Wendell looked exactly like a college freshman, which was the idea. "Pakula goes for a natural approach in everything," he said. "This jacket is mine, the sweater is mine, and the shoes are mine."

He is still surprised to find himself in a movie opposite Liza Minnelli.

"In high school," he said, "I took one drama class. We had a Shakespeare festival and I did a scene from 'A Midsummer Night's Dream.'

"In college, I enrolled in a public-speaking class and the teacher talked me into trying out for a play. So why not? And I got the lead in 'Oh Dad, Poor Dad.'

"Well, our stage manager's brother was the director of 'You're a Good Man, Charlie Brown,' and she talked me into trying out for that, and I'll be damned if I didn't get the part. So I played Charlie Brown in San Francisco for 15 months. That was my first professional role, and this is my second."

That puts him a distance behind Liza Minnelli. As the daughter of Vincente Minnelli and Judy Garland, she grew up in an atmosphere saturated with show business and has emerged, in the last three or four years, as a remarkable talent. Her first film role was as Albert Finney's mistress in "Charlie Bubbles," a good performance in a fine movie that audiences inexplicably avoided. Now, at 22, she is starring in her second drama.
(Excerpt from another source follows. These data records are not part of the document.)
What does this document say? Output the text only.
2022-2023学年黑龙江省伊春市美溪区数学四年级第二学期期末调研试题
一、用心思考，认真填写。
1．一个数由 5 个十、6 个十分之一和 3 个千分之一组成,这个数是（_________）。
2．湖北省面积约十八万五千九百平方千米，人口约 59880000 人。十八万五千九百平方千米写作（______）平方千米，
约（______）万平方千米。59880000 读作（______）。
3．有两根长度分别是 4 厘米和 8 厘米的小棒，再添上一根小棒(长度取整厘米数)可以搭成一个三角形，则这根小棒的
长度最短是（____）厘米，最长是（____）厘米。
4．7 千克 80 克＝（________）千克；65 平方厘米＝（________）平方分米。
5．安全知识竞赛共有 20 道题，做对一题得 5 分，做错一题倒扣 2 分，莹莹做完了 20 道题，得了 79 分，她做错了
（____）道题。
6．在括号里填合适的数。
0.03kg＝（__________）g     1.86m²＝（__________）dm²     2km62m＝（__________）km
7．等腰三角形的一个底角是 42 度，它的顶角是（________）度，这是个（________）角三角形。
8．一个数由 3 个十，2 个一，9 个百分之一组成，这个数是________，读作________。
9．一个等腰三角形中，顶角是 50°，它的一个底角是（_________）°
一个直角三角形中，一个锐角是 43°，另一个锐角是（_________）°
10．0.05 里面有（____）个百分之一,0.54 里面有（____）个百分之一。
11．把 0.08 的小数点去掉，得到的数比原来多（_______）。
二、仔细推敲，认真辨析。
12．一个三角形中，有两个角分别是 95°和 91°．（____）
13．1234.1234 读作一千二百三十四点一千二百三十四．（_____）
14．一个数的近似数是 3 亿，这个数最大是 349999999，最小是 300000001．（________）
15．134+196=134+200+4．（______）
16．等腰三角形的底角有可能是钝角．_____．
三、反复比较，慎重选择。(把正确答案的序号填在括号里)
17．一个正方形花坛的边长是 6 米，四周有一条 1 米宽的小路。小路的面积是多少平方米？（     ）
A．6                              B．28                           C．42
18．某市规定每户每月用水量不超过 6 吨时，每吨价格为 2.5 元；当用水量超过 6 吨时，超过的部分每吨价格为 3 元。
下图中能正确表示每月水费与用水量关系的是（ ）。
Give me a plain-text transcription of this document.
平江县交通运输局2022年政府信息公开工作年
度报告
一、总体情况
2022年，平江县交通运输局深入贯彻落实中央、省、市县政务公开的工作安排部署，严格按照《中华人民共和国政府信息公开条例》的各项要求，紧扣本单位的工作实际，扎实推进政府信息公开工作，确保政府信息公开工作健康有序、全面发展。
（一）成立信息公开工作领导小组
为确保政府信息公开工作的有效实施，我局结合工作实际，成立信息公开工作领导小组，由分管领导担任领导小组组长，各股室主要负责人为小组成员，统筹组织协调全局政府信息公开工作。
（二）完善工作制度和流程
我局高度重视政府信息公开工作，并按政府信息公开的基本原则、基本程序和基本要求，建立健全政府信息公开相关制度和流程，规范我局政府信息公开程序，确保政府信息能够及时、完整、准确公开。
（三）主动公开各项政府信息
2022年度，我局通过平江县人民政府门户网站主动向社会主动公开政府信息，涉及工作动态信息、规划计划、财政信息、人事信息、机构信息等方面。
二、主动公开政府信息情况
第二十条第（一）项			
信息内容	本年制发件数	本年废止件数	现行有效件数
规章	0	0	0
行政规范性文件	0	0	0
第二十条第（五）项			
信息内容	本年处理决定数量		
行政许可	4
"I wonder when I'll make a musical," she said, munching unenthusiastically on a tuna salad sandwich at Eddie's Original Hot Ham on a Toasted Bun. "Still I think this is going to be a good thing, this movie. The script is good. I mean, it rings true. It's a story that hasn't been done honestly before, about a boy and a girl who fall in love and are kind of ill-at-ease and clumsy and... you know."

"The title stumps a lot of people," she said. "So what's a sterile cuckoo? It comes from a poem that Pookie Adams recites in the book:

Oh, hi ho in the
lavender wood
A sterile cuckoo
is crying.
Oh, hi ho in the
lavender snow
A sterile cuckoo
is dying.
In the darkness of
her heart
It is always
three o'clock in the
morning.

Liza grinned. "Well, the ending is corny, yes," she said, "but the poem is the sort of thing Pookie would like. It's half Pookie Adams and half F. Scott Fitzgerald - or 'F. Fitz,' as Pookie calls him."

The tuna sandwich consumed, it was time to begin the afternoon's shooting. "It's a nice little scene today," Liza said. "The other day, we had to wade out into the lake. You can wade out 100 yards before it gets over your head. But it's polluted. We were kind of gingerly picking our way through the dead fish..."

"Okay, into the VW," Pakula said. While Wendell and Liza were driving down the street, he sat on a packing crate and said, "This is the kind of scene I like, where the characters develop in movements instead of a lot of words. I try for the subjective point of view, and I don't like a big budget. We're spending as much as we need, yes, but I'm after personal revelation, and you lose that when you start spending too much money trying to get it."

By now the Volkswagen was in position, ready to drive back down the rainy street toward the camera. Pakula gave a signal and his assistant director waved the car ahead.

"Are we rolling?" Pakula asked his cameraman.

"Yes."

"I didn't say action," Pakula said. "Action."